The political, economic, and philosophical figure of the “death sentence,” although it has archaic roots, continues to haunt the 21st century. “Capital punishment,” often understood as the paradigmatic, final, and ultimate form of sovereign power, forms only the starting point of our inquiry.

If it is the case that, as John Locke writes quoting Cicero, salus populi suprema lex esto (the safety of the people should be the supreme law), and if, furthermore, this maxim extends in the name of national security up to and including the point where the lives of certain people and populations are thrown into question, then all instances where the state kills, sanctions killing, or benefits directly or indirectly from the killing of its own citizens must be in question in the course. It may seem strange—modern politics, economics, and philosophy all begin from death sentences.

The French revolution depended on bloody executions that were “necessary” for founding a new polity. The Atlantic slave trade condemned millions of Africans to death, under economic reasoning, for the benefit of world capitalism. Athens killed the philosopher Socrates because he was dangerous to the polis, and philosophy has enshrined this death sentence as its mythical origin and its most modern moment. We investigate the stories and logics these events have in common.

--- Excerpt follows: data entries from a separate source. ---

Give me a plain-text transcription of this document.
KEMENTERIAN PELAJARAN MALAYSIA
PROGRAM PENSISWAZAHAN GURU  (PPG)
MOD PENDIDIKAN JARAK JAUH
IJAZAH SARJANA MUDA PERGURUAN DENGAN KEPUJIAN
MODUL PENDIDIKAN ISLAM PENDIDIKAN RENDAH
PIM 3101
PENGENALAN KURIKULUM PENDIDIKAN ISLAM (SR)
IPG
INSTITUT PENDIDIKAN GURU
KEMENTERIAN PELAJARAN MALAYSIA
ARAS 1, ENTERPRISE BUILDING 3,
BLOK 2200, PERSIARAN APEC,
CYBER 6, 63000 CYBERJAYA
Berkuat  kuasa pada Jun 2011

Why does the state kill its own? Why are death sentences necessary for the current complex of state-nation-capital? Why did “barbaric” practices not end with enlightenment, the critique of religion, scientific rationalism, modernization, capitalism? Answers to these questions come from texts in political theory, philosophy, history, and the social sciences.  

Syllabus

Led By:

Paul North writes and teaches on literature and other media, inental philosophy, literary and critical theory. 

He is most interested in the afterlives of Kantian critical thought, deconstruction, literary theory, and poetry and poetics in a variety of languages and traditions. Authors he works on include Plato and Aristotle, Neo-Platonic systems, Nicholas of Cusa, the French 17th century, D. Hume, I. Kant, F. Hölderlin, F. Schelling, the Jena Romantics, British Romanticism, F. Nietzsche, and several clusters from the 19th to mid 20thcentury such as the cluster around phenomenology—Brentano, Husserl, Heidegger, Benjamin, Kafka, Levinas, Merleau-Ponty, Derrida—or that around the concept of time—Bergson, Proust, Heidegger, Einstein—or that around “other modes of experience”—Baudelaire, Freud, Benjamin, Huxley, Borges, Juan Rulfo, César Aira—or that around German-Jewish thought—Mendelssohn, Maimon, Varnhagen, Schlegel, Rosenzweig, Buber, Scholem. Theoretical style is an area of interest as well, and Prof. North is happy to work with students in a variety of genres and styles, to expand the parameters of what we call critique.